Welcome to the big time, Mister Big.
The Ontario-bred son of Grinfromeartoear out of Worlds Sweetheart retired from racing at the end of 2009 as the richest pacing stallion in the world and the richest Canadianbred standardbred of either gait. Less than six months after he left the track, the winner of $4,143,492 lifetime was a first-ballot inductee in the Canadian Horse Racing Hall of Fame.
Mister Big retired as the second-richest pacer to ever strap on a sulky, just $252,702 behind the $4,260,959 gelding Gallo Blue Chip earned.
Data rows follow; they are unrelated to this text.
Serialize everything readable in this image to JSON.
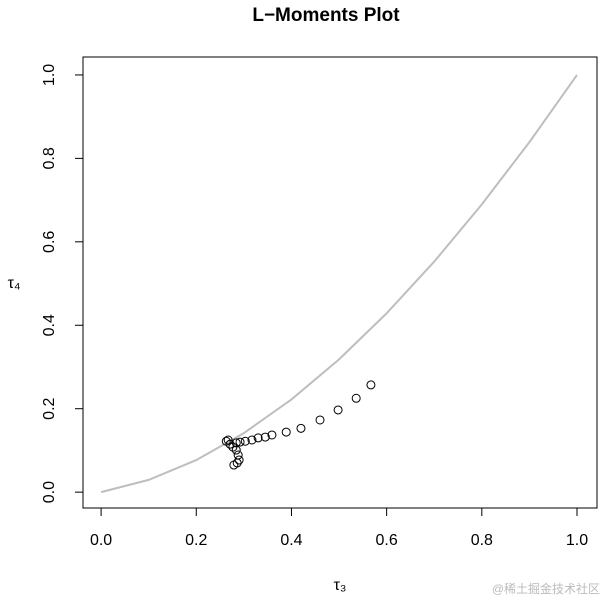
{
  "chart_data": {
    "type": "scatter",
    "title": "L−Moments Plot",
    "x_label": "τ₃",
    "y_label": "τ₄",
    "xlim": [
      -0.038,
      1.042
    ],
    "ylim": [
      -0.038,
      1.043
    ],
    "xticks": [
      {
        "value": 0,
        "label": "0.0"
      },
      0.2,
      0.4,
      0.6,
      0.8,
      {
        "value": 1,
        "label": "1.0"
      }
    ],
    "yticks": [
      {
        "value": 0,
        "label": "0.0"
      },
      0.2,
      0.4,
      0.6,
      0.8,
      {
        "value": 1,
        "label": "1.0"
      }
    ],
    "curve": {
      "color": "#bebebe",
      "x": [
        0,
        0.1,
        0.2,
        0.3,
        0.4,
        0.5,
        0.6,
        0.7,
        0.8,
        0.9,
        1
      ],
      "values": [
        0,
        0.0294,
        0.0769,
        0.1415,
        0.2222,
        0.3182,
        0.4286,
        0.5526,
        0.6897,
        0.839,
        1
      ]
    },
    "points": {
      "color": "#000000",
      "x": [
        0.567,
        0.536,
        0.498,
        0.46,
        0.42,
        0.389,
        0.359,
        0.345,
        0.33,
        0.317,
        0.303,
        0.292,
        0.284,
        0.267,
        0.263,
        0.271,
        0.277,
        0.284,
        0.288,
        0.29,
        0.286,
        0.279
      ],
      "values": [
        0.257,
        0.225,
        0.197,
        0.173,
        0.153,
        0.144,
        0.137,
        0.132,
        0.13,
        0.125,
        0.122,
        0.12,
        0.118,
        0.125,
        0.122,
        0.115,
        0.108,
        0.101,
        0.089,
        0.077,
        0.07,
        0.065
      ]
    },
    "watermark": "@稀土掘金技术社区"
  }
}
That makes Mister Big the richest intact male pacer ever.
He is just the second pacer to surpass $4 million lifetime and he reached that figure on both sides of the border, despite the fact the United States Trotting Association (USTA) converts Canadian earnings into U.S. currency and Standardbred Canada counts both countries’ currency at par.
Joe Muscara Sr., of Huntingdon Valley, PA, purchased Mister Big for $225,000 from Kentuckiana Farms and trainer Tim Pinske at the 2006 Harrisburg Mixed Sale and placed the pacer in the care of trainer Virgil Morgan, Jr.
“I went to the Harrisburg sale for one reason—to buy Mister Big,” Muscara, Sr. said in 2007.
“We paid a little bit more than we originally planned to, but I think he’s been worth it.”
Under Pinske’s tutelage, Mister Big went 3-3-2 in 16 starts as a three-year-old, earning $312,433, including a take of $82,264 on the Ontario Sires Stakes circuit.
Though he earned $789,712 in 2009 in his last season on the track, the year was only half as profitable as 2008.
“(In 2008), he averaged over $100,000 a race. I think you’re taking a chance to say, ‘Nobody will ever do that,’ but when you look at what you have to do to average $100,000 a race for an aged horse, that’s an unbelievable record,” Joe Muscara, Jr. said.
Lifetime, Mister Big posted a record of 34-20-11, meaning he hit the board 65 of 85 times, or 76 per cent. He cashed a cheque in more than 90 per cent of his races, only failing to earn money in eight starts. Lifetime, Mister Big has averaged $48,747 per start.
Muscara, Sr., brought Mister Big back to the track for his six-year-old season in 2009 despite an incredible campaign in 2008 in which the pacer won 11 of 14 races, earned over $1.5 million and grabbed the Dan Patch Award as the older pacer of the year in the U.S. Muscara, Sr. could have easily retired Mister Big to a lucrative stud deal at the end of ’08 with over $3.3 million to the pacer’s name already by that point.
“He likes watching him race, that’s for sure,” Joe Muscara, Jr. said of his father. “Last year, they told us to get out, ‘Protect your stud career,’ but my dad’s been in this 40 years and he’s got a great horse. Why stop now? We’re playing with the bank’s money.”
Now, officially, the Muscaras have stopped with Mister Big. He’s been retired to Tara Hills Stud in Port Perry, ON, joining the Muscaras’ other big stud, Mach Three, sire of world champion Somebeachsomewhere.
Muscara, Jr. called Mister Big a “physical marvel. How can you race three years in the open with the times he does?”
“He’s got a big heart,” Muscara, Sr. said. “You don’t accomplish what this horse has achieved without having plenty of heart.”
In 2009, just down the road from where he took his first steps at Kentuckiana Farms in Lexington, KY, Mister Big won the $148,000 Allerage final at The Red Mile for the third straight year. His winning time of 1:49.2 was the 14th, and final, sub-1:50 mile of his career.